In fact, safer sex often involves a combination of these approaches.

The only way to know for sure whether you are HIV positive, even after an activity that is considered to be very low risk for HIV transmission, is to get tested. If you’ve contracted another sexually transmitted infection, it’s also a good idea to be tested for HIV.

External Condoms (also known as male condoms)
Several studies have demonstrated that external condoms made of either latex or polyurethane are effective barriers against HIV. They cover the penis and provide an effective barrier to exposure to secretions, such as semen and vaginal fluids, thereby blocking the sexual transmission of HIV. 

Similar studies have also demonstrated that these types of condoms also prevent other common sexually transmitted viral infections, such as herpes simplex virus (HSV) and hepatitis B virus (HBV). 

Polyurethane condoms are an effective alternative to latex condoms, especially for people with an allergy to latex. 

Condoms made of natural materials—such as lambskin—are not a consistently effective barrier against many viruses. In one laboratory study, HIV was found to pass through microscopic holes in lambskin condoms. Studies involving HSV and HBV reported similar results.

Internal Condoms (also known as female condoms)

The internal condom is a polyurethane pouch with flexible polyurethane rings at each end. It is inserted deep in the vagina or anus. The ring at the closed end holds the pouch in the vagina or anus. The ring at the open end remains outside the vagina or anus. When inserted properly, it helps to prevent pregnancy along with HIV and other sexually transmitted infections.

The key to effective protection is consistent and correct use of condoms. Incorrect use of condoms can increase the risk of slippage or breakage, which diminishes their ability to protect against the virus. Inconsistent use—for example, failure to use condoms with every act of vaginal or anal intercourse—can lead to HIV transmission.

Only water-based and silicone-based lubricants should be used with latex condoms. Never use oil-based lubricants, including hand or body lotion, baby oil, vegetable oil or shortening, massage oil, mineral oil or petroleum jelly (e.g., Vaseline). Oil-based lubricants can damage latex and cause latex condoms to tear more easily.

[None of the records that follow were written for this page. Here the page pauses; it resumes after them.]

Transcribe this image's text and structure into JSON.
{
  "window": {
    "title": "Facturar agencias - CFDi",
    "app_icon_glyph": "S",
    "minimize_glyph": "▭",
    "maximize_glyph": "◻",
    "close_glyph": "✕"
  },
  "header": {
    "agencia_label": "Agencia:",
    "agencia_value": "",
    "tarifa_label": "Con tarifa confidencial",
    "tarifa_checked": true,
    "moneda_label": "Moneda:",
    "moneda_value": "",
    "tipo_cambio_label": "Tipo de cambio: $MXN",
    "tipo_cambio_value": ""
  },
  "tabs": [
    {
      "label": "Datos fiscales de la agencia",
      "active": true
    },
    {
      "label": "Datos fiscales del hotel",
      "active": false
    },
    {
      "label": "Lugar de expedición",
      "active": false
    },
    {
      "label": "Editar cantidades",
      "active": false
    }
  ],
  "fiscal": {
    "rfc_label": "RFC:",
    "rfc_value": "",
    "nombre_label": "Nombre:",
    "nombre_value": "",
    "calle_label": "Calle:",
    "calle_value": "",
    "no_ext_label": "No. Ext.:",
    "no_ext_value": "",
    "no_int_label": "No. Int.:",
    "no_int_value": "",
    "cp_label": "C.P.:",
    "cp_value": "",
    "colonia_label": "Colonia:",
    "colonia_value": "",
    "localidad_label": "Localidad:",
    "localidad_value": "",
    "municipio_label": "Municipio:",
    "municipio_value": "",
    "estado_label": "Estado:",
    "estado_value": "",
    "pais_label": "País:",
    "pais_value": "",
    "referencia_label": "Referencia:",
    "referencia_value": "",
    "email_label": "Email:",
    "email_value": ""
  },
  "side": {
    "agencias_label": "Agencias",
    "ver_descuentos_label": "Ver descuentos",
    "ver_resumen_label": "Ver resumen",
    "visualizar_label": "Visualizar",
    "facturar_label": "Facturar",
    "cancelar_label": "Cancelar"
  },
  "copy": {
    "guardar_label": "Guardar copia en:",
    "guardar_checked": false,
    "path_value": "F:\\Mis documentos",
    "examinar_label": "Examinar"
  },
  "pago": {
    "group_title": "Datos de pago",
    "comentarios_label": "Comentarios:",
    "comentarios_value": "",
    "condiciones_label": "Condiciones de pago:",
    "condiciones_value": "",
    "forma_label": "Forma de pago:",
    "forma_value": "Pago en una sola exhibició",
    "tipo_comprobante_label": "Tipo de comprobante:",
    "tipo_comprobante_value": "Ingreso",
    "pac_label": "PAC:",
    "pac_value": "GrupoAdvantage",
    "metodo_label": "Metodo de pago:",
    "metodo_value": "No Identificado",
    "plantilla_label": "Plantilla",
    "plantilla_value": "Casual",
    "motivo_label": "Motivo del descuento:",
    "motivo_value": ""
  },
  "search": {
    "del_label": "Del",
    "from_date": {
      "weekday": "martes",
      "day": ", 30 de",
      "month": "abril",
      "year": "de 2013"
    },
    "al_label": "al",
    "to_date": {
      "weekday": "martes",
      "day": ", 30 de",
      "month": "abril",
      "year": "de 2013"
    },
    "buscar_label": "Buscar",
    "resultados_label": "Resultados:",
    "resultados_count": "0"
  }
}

Some pre-lubricated condoms and separately sold lubricants contain a chemical called nonoxynol-9. While nonoxynol-9 has been shown to kill sperm (and potentially reduce the risk of pregnancy) and various sexually transmitted infections, some men and women are allergic to this chemical. This can cause irritation inside the vagina and anus, which can increase the risk of HIV transmission if the condom breaks.

Antiretroviral (ARV) Therapy
HIV medications can also be used to prevent sexual transmission of the virus. Pre-exposure prophylaxis (PrEP) is an HIV prevention tool in which an HIV-negative person takes antiretroviral medication to reduce the risk of contracting HIV. Post-exposure prophylaxis (PEP) involves taking a short course of ARV drugs, usually for a month, to prevent HIV transmission after a high-risk exposure. Treatment as prevention (TasP) refers to taking antiretoivrals to prevent sexual tranmission. People living with HIV who maintain an undetectable viral load have effectively no risk of transmitting the virus via sex, a concept known as Undetectable Equals Untransmittable, or U=U.